Dr. Ryan Martin: You know, um, let me think for a second. I have been, you know, the person that because of my heart, the thing that I am even more than an anger researcher is that I am intensely curious. And so I want to know about everything. And so I would say my my greatest influence from when it comes to nonfiction is Mary Roach, who has written a lot of she wrote the book Stiff, Spook, Packing for Mars, Bark, Grunt, and I think there's one called Gulp that I haven't read yet. And she is a she is hilarious, she is brilliant. She's all sorts of things. And I have learned so so much from her. And so it isn't, it isn't specific to anger. But it is, frankly, the kind of thing that by reading one of our books, you learn a lot about that subject but you learn a lot about other subjects as well. So I think that's the thing I would encourage people to read.
Sucheta Kamath: I love that. I think I might have to have you come back and talk about curiosity, because that's such an interesting topic to me, and I love it. And every opportunity I get, I feel this is one of the emotions that we are our state of being that we have not nurtured, or we don't encourage enough in our children. So really appreciate those recommendations. So that brings us to the end of this interview.
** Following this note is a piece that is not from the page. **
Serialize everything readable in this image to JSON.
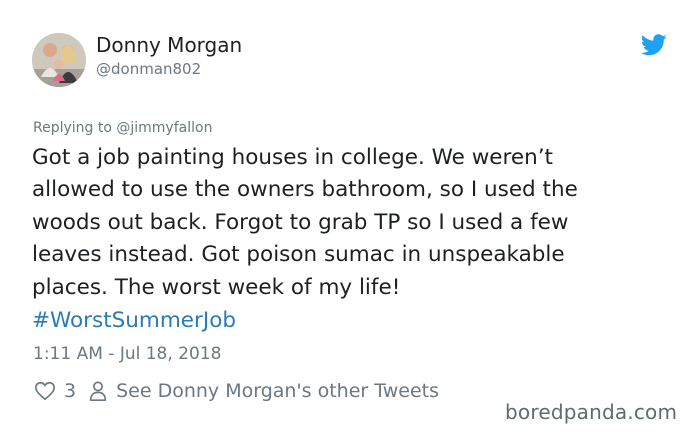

Thank you so much, Ryan, for being here with us today and sharing your wisdom. To all the listeners thank you for joining me and if you love what you're listening to please share. Be sure to comment Be sure to subscribe to our newsletter. And be sure to really introspect and keep an anger general journal or or diagram your anger. I think that has helped me tremendously. So thanks again for being here with me today.
Dr. Ryan Martin: Thanks so much for having me. This has been a lot of fun, anytime.